Rae rubbed the heel of her hand against her sternum, the dull burn a constant reminder that she was running out of time. One entire week had passed, seven days and nights and she still wasn’t any closer in tracking down her target. Titus-fucking-Liu Wood, a man who had apparently disappeared after birth. He’d never had a job, or a parking fine, or even a speeding ticket. And according to the details, he had no other aliases, which made him a fucking ghost.
Her staying alive was reliant on her hunting down a ghost.
Again.
It wasn’t uncommon for Rae to feel out of place. Her clothes had been more often than not threadbare, dirty, and covered in holes. Sometimes they’d been missing entirely, leaving her in nothing but a t-shirt in winter. She’d received attention even if she didn’t want it, a child who didn’t understand why people looked, whispered, and pointed.

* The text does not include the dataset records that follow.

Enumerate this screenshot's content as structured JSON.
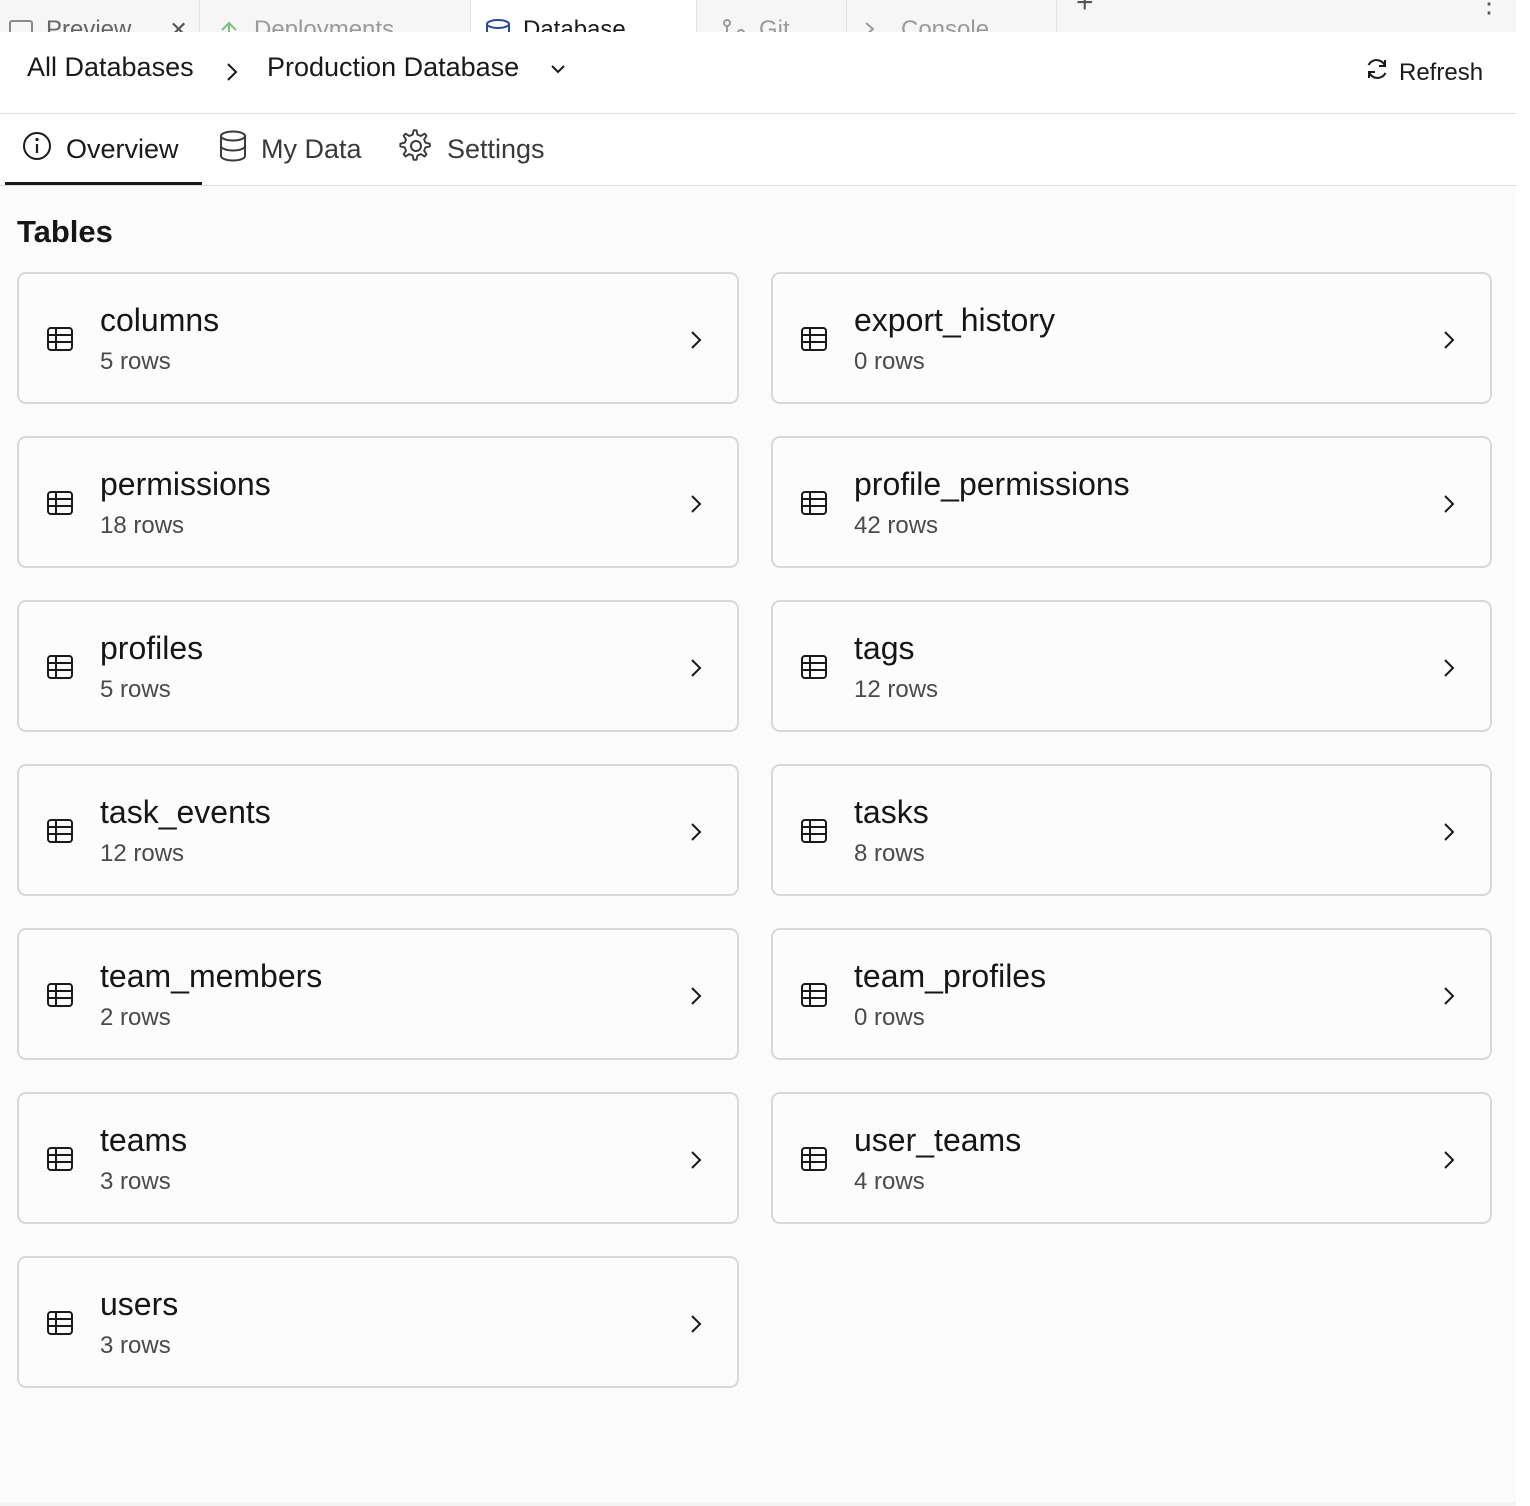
{
  "window_tabs": [
    {
      "label": "Preview",
      "icon": "monitor-icon",
      "closable": true
    },
    {
      "label": "Deployments",
      "icon": "deploy-icon"
    },
    {
      "label": "Database",
      "icon": "database-icon",
      "active": true
    },
    {
      "label": "Git",
      "icon": "git-icon"
    },
    {
      "label": "Console",
      "icon": "console-icon"
    }
  ],
  "header": {
    "crumb_root": "All Databases",
    "crumb_current": "Production Database",
    "refresh_label": "Refresh"
  },
  "subtabs": {
    "overview": "Overview",
    "my_data": "My Data",
    "settings": "Settings"
  },
  "section_title": "Tables",
  "tables": [
    {
      "name": "columns",
      "rows": "5 rows"
    },
    {
      "name": "export_history",
      "rows": "0 rows"
    },
    {
      "name": "permissions",
      "rows": "18 rows"
    },
    {
      "name": "profile_permissions",
      "rows": "42 rows"
    },
    {
      "name": "profiles",
      "rows": "5 rows"
    },
    {
      "name": "tags",
      "rows": "12 rows"
    },
    {
      "name": "task_events",
      "rows": "12 rows"
    },
    {
      "name": "tasks",
      "rows": "8 rows"
    },
    {
      "name": "team_members",
      "rows": "2 rows"
    },
    {
      "name": "team_profiles",
      "rows": "0 rows"
    },
    {
      "name": "teams",
      "rows": "3 rows"
    },
    {
      "name": "user_teams",
      "rows": "4 rows"
    },
    {
      "name": "users",
      "rows": "3 rows"
    }
  ]
}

She hadn’t felt like that since she was fourteen and was forced to live with her aunt, but right then, as she walked into the gleaming skyscraper that was a sharp sword piercing the sky, she felt that familiar attention prickle against her skin. Rae tossed her hair, tied high in a ponytail on her head, over her shoulder, ignoring the sound of her heels on the shiny marble floor. Her pencil skirt and white button-down shirt stuck to her body like a second skin, and even though she’d stolen it from a respectable shop, she knew she stuck out against the expensive business attire that surrounded her.
But she was desperate, enough that she risked walking into the atrium of the one place Mr Storm had to be. In the last few years Riley had been breaking down his empire, giving away more money than she’d ever see in her lifetime to various charities. It was suspicious, to say the least, but people saw what they wanted.